Return the first character code in the current charmap of a given face, together with its corresponding glyph index.
input
| face | A handle to the source face object. | 
output
| agindex | Glyph index of first character code. 0 if charmap is empty. | 
return
The charmap's first character code.
note
You should use this function together with FT_Get_Next_Char to parse all character codes available in a given charmap. The code should look like this:
  FT_ULong  charcode;
  FT_UInt   gindex;
  charcode = FT_Get_First_Char( face, &gindex );
  while ( gindex != 0 )
  {
    ... do something with (charcode,gindex) pair ...
    charcode = FT_Get_Next_Char( face, charcode, &gindex );
  }
Be aware that character codes can have values up to 0xFFFFFFFF; this might happen for non-Unicode or malformed cmaps. However, even with regular Unicode encoding, so-called ‘last resort fonts’ (using SFNT cmap format 13, see function FT_Get_CMap_Format) normally have entries for all Unicode characters up to 0x1FFFFF, which can cause a lot of iterations.

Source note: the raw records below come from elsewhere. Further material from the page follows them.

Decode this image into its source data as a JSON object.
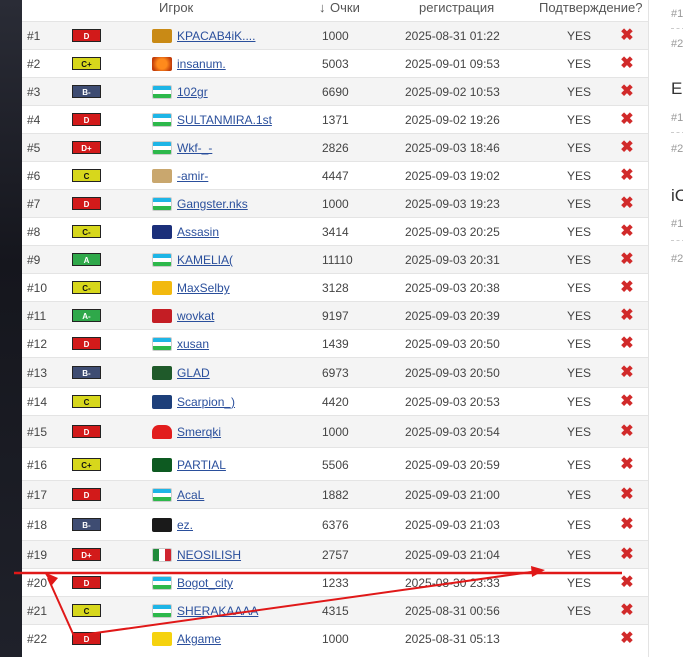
{
  "header": {
    "player": "Игрок",
    "points": "Очки",
    "sort_arrow": "↓",
    "registration": "регистрация",
    "confirmation": "Подтверждение?"
  },
  "sidebar_right": {
    "items": [
      "#1",
      "#2",
      "E",
      "#1",
      "#2",
      "iC",
      "#1",
      "#2"
    ]
  },
  "rating_colors": {
    "D": "#d21a1a",
    "D+": "#d21a1a",
    "C": "#d7d71c",
    "C+": "#d7d71c",
    "C-": "#d7d71c",
    "B-": "#3e4c72",
    "A": "#2fa84a",
    "A-": "#2fa84a"
  },
  "rows": [
    {
      "rank": "#1",
      "rating": "D",
      "avatar": "king-logo",
      "name": "KPACAB4iK....",
      "points": "1000",
      "registered": "2025-08-31 01:22",
      "confirmed": "YES"
    },
    {
      "rank": "#2",
      "rating": "C+",
      "avatar": "orange-emblem",
      "name": "insanum.",
      "points": "5003",
      "registered": "2025-09-01 09:53",
      "confirmed": "YES"
    },
    {
      "rank": "#3",
      "rating": "B-",
      "avatar": "uzbekistan-flag",
      "name": "102gr",
      "points": "6690",
      "registered": "2025-09-02 10:53",
      "confirmed": "YES"
    },
    {
      "rank": "#4",
      "rating": "D",
      "avatar": "uzbekistan-flag",
      "name": "SULTANMIRA.1st",
      "points": "1371",
      "registered": "2025-09-02 19:26",
      "confirmed": "YES"
    },
    {
      "rank": "#5",
      "rating": "D+",
      "avatar": "uzbekistan-flag",
      "name": "Wkf-_-",
      "points": "2826",
      "registered": "2025-09-03 18:46",
      "confirmed": "YES"
    },
    {
      "rank": "#6",
      "rating": "C",
      "avatar": "face-avatar",
      "name": "-amir-",
      "points": "4447",
      "registered": "2025-09-03 19:02",
      "confirmed": "YES"
    },
    {
      "rank": "#7",
      "rating": "D",
      "avatar": "uzbekistan-flag",
      "name": "Gangster.nks",
      "points": "1000",
      "registered": "2025-09-03 19:23",
      "confirmed": "YES"
    },
    {
      "rank": "#8",
      "rating": "C-",
      "avatar": "stars-flag",
      "name": "Assasin",
      "points": "3414",
      "registered": "2025-09-03 20:25",
      "confirmed": "YES"
    },
    {
      "rank": "#9",
      "rating": "A",
      "avatar": "uzbekistan-flag",
      "name": "KAMELIA(",
      "points": "11110",
      "registered": "2025-09-03 20:31",
      "confirmed": "YES"
    },
    {
      "rank": "#10",
      "rating": "C-",
      "avatar": "ggi-logo",
      "name": "MaxSelby",
      "points": "3128",
      "registered": "2025-09-03 20:38",
      "confirmed": "YES"
    },
    {
      "rank": "#11",
      "rating": "A-",
      "avatar": "eagle-logo",
      "name": "wovkat",
      "points": "9197",
      "registered": "2025-09-03 20:39",
      "confirmed": "YES"
    },
    {
      "rank": "#12",
      "rating": "D",
      "avatar": "uzbekistan-flag",
      "name": "xusan",
      "points": "1439",
      "registered": "2025-09-03 20:50",
      "confirmed": "YES"
    },
    {
      "rank": "#13",
      "rating": "B-",
      "avatar": "green-mask-avatar",
      "name": "GLAD",
      "points": "6973",
      "registered": "2025-09-03 20:50",
      "confirmed": "YES"
    },
    {
      "rank": "#14",
      "rating": "C",
      "avatar": "blue-s-logo",
      "name": "Scarpion_)",
      "points": "4420",
      "registered": "2025-09-03 20:53",
      "confirmed": "YES"
    },
    {
      "rank": "#15",
      "rating": "D",
      "avatar": "red-ghost-avatar",
      "name": "Smerqki",
      "points": "1000",
      "registered": "2025-09-03 20:54",
      "confirmed": "YES"
    },
    {
      "rank": "#16",
      "rating": "C+",
      "avatar": "dollar-avatar",
      "name": "PARTIAL",
      "points": "5506",
      "registered": "2025-09-03 20:59",
      "confirmed": "YES"
    },
    {
      "rank": "#17",
      "rating": "D",
      "avatar": "uzbekistan-flag",
      "name": "AcaL",
      "points": "1882",
      "registered": "2025-09-03 21:00",
      "confirmed": "YES"
    },
    {
      "rank": "#18",
      "rating": "B-",
      "avatar": "anime-avatar",
      "name": "ez.",
      "points": "6376",
      "registered": "2025-09-03 21:03",
      "confirmed": "YES"
    },
    {
      "rank": "#19",
      "rating": "D+",
      "avatar": "mexico-flag",
      "name": "NEOSILISH",
      "points": "2757",
      "registered": "2025-09-03 21:04",
      "confirmed": "YES"
    },
    {
      "rank": "#20",
      "rating": "D",
      "avatar": "uzbekistan-flag",
      "name": "Bogot_city",
      "points": "1233",
      "registered": "2025-08-30 23:33",
      "confirmed": "YES"
    },
    {
      "rank": "#21",
      "rating": "C",
      "avatar": "uzbekistan-flag",
      "name": "SHERAKAAAA",
      "points": "4315",
      "registered": "2025-08-31 00:56",
      "confirmed": "YES"
    },
    {
      "rank": "#22",
      "rating": "D",
      "avatar": "navi-logo",
      "name": "Akgame",
      "points": "1000",
      "registered": "2025-08-31 05:13",
      "confirmed": ""
    }
  ],
  "annotation_color": "#e01818"
}
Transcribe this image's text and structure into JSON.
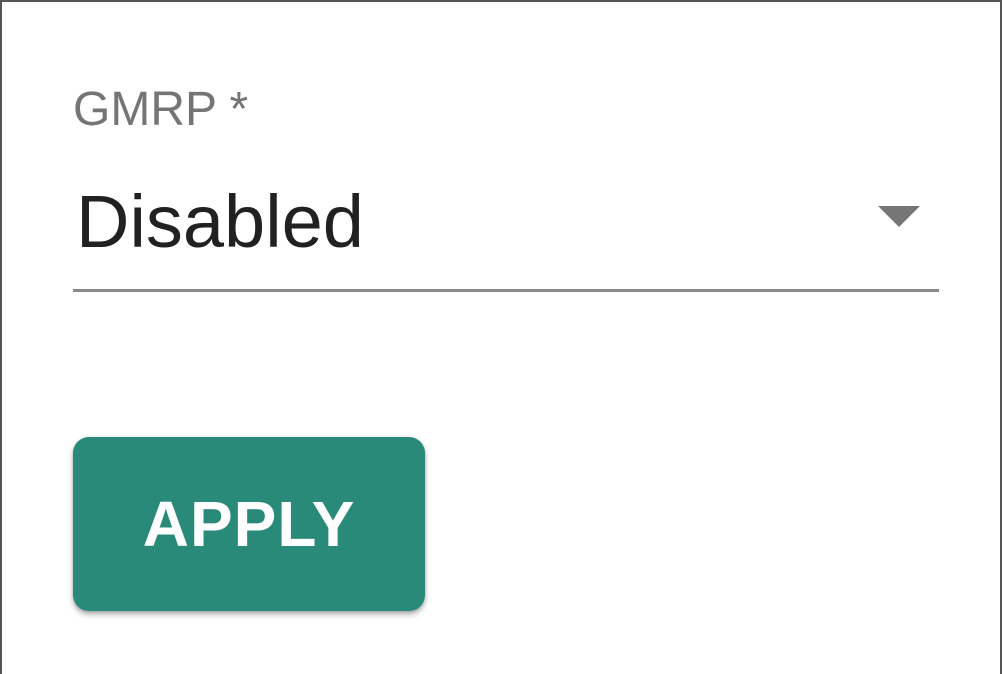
{
  "gmrp_field": {
    "label": "GMRP *",
    "selected_value": "Disabled",
    "arrow_icon": "dropdown-arrow-icon"
  },
  "actions": {
    "apply_label": "APPLY"
  },
  "colors": {
    "accent": "#2a8a7a",
    "label_gray": "#757575",
    "text_dark": "#212121",
    "underline_gray": "#8a8a8a"
  }
}
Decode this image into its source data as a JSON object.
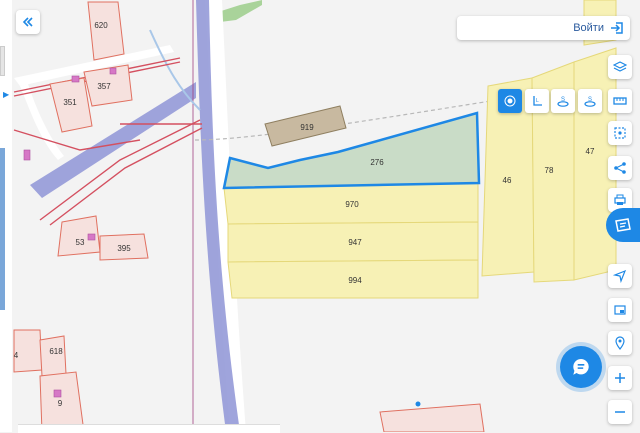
{
  "ui": {
    "login_label": "Войти",
    "accent_color": "#1e88e5",
    "selected_parcel_fill": "#c9dcc7",
    "selected_parcel_stroke": "#1e88e5",
    "parcel_fill": "#f7f1b5",
    "parcel_stroke": "#e5d87a",
    "building_fill": "#c8b9a0"
  },
  "parcels": {
    "p276": "276",
    "p919": "919",
    "p970": "970",
    "p947": "947",
    "p994": "994",
    "p46": "46",
    "p78": "78",
    "p47": "47",
    "p620": "620",
    "p357": "357",
    "p351": "351",
    "p53": "53",
    "p395": "395",
    "p618": "618",
    "p4": "4",
    "p9": "9"
  },
  "toolbar": {
    "tools": [
      "point",
      "line-measure",
      "area-measure",
      "area-measure-alt",
      "ruler"
    ]
  },
  "right_controls": [
    "layers-icon",
    "select-area-icon",
    "share-icon",
    "print-icon",
    "locate-icon",
    "minimap-icon",
    "geotag-icon",
    "zoom-in-icon",
    "zoom-out-icon"
  ]
}
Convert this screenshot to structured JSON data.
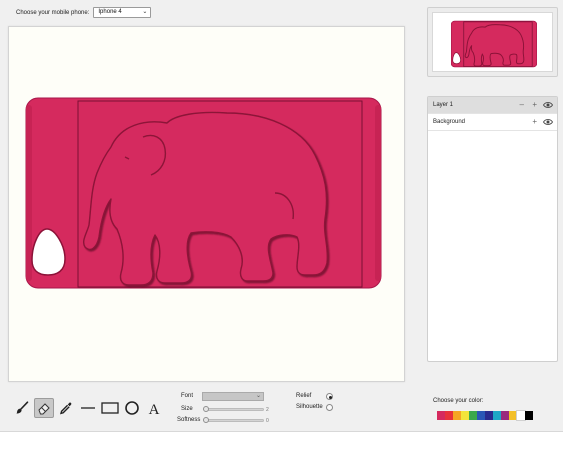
{
  "header": {
    "phone_label": "Choose your mobile phone:",
    "phone_selected": "Iphone 4"
  },
  "canvas": {
    "case_color": "#d52a5e",
    "subject": "elephant"
  },
  "thumbnail": {
    "case_color": "#d52a5e"
  },
  "layers": [
    {
      "name": "Layer 1",
      "selected": true,
      "minus": "–",
      "plus": "+"
    },
    {
      "name": "Background",
      "selected": false,
      "plus": "+"
    }
  ],
  "tools": [
    {
      "name": "brush-tool",
      "icon": "brush-icon"
    },
    {
      "name": "eraser-tool",
      "icon": "eraser-icon",
      "active": true
    },
    {
      "name": "picker-tool",
      "icon": "eyedropper-icon"
    },
    {
      "name": "line-tool",
      "icon": "line-icon"
    },
    {
      "name": "rectangle-tool",
      "icon": "rectangle-icon"
    },
    {
      "name": "circle-tool",
      "icon": "circle-icon"
    },
    {
      "name": "text-tool",
      "icon": "text-icon"
    }
  ],
  "properties": {
    "font_label": "Font",
    "font_value": "",
    "size_label": "Size",
    "size_value": "2",
    "softness_label": "Softness",
    "softness_value": "0"
  },
  "modes": {
    "relief_label": "Relief",
    "silhouette_label": "Silhouette",
    "selected": "Relief"
  },
  "colors": {
    "label": "Choose your color:",
    "swatches": [
      "#d52a5e",
      "#e8323a",
      "#f5a623",
      "#f2e43a",
      "#3aa84c",
      "#2a56b6",
      "#2a2a8e",
      "#1ea7c6",
      "#9a2a7e",
      "#f3c02a",
      "#ffffff",
      "#000000"
    ],
    "selected": "#d52a5e"
  }
}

Note that *agindex is set to 0 if the charmap is empty. The result itself can be 0 in two cases: if the charmap is empty or if the value 0 is the first valid character code.
FT_Get_Next_Char¶
Defined in FT_FREETYPE_H (freetype/freetype.h).
Return the next character code in the current charmap of a given face following the value char_code, as well as the corresponding glyph index.
input
| face | A handle to the source face object. | 
| char_code | The starting character code. | 
output
| agindex | Glyph index of next character code. 0 if charmap is empty. | 
return
The charmap's next character code.
note
You should use this function with FT_Get_First_Char to walk over all character codes available in a given charmap. See the note for that function for a simple code example.
Note that *agindex is set to 0 when there are no more codes in the charmap.
FT_Load_Char¶
Defined in FT_FREETYPE_H (freetype/freetype.h).
Load a glyph into the glyph slot of a face object, accessed by its character code.
inout
| face | A handle to a target face object where the glyph is loaded. | 
input
| char_code | The glyph's character code, according to the current charmap used in the face. | 
| load_flags | A flag indicating what to load for this glyph. The  | 
return
FreeType error code. 0 means success.
note
This function simply calls FT_Get_Char_Index and FT_Load_Glyph.
Many fonts contain glyphs that can't be loaded by this function since its glyph indices are not listed in any of the font's charmaps.
If no active cmap is set up (i.e., face->charmap is zero), the call to FT_Get_Char_Index is omitted, and the function behaves identically to FT_Load_Glyph.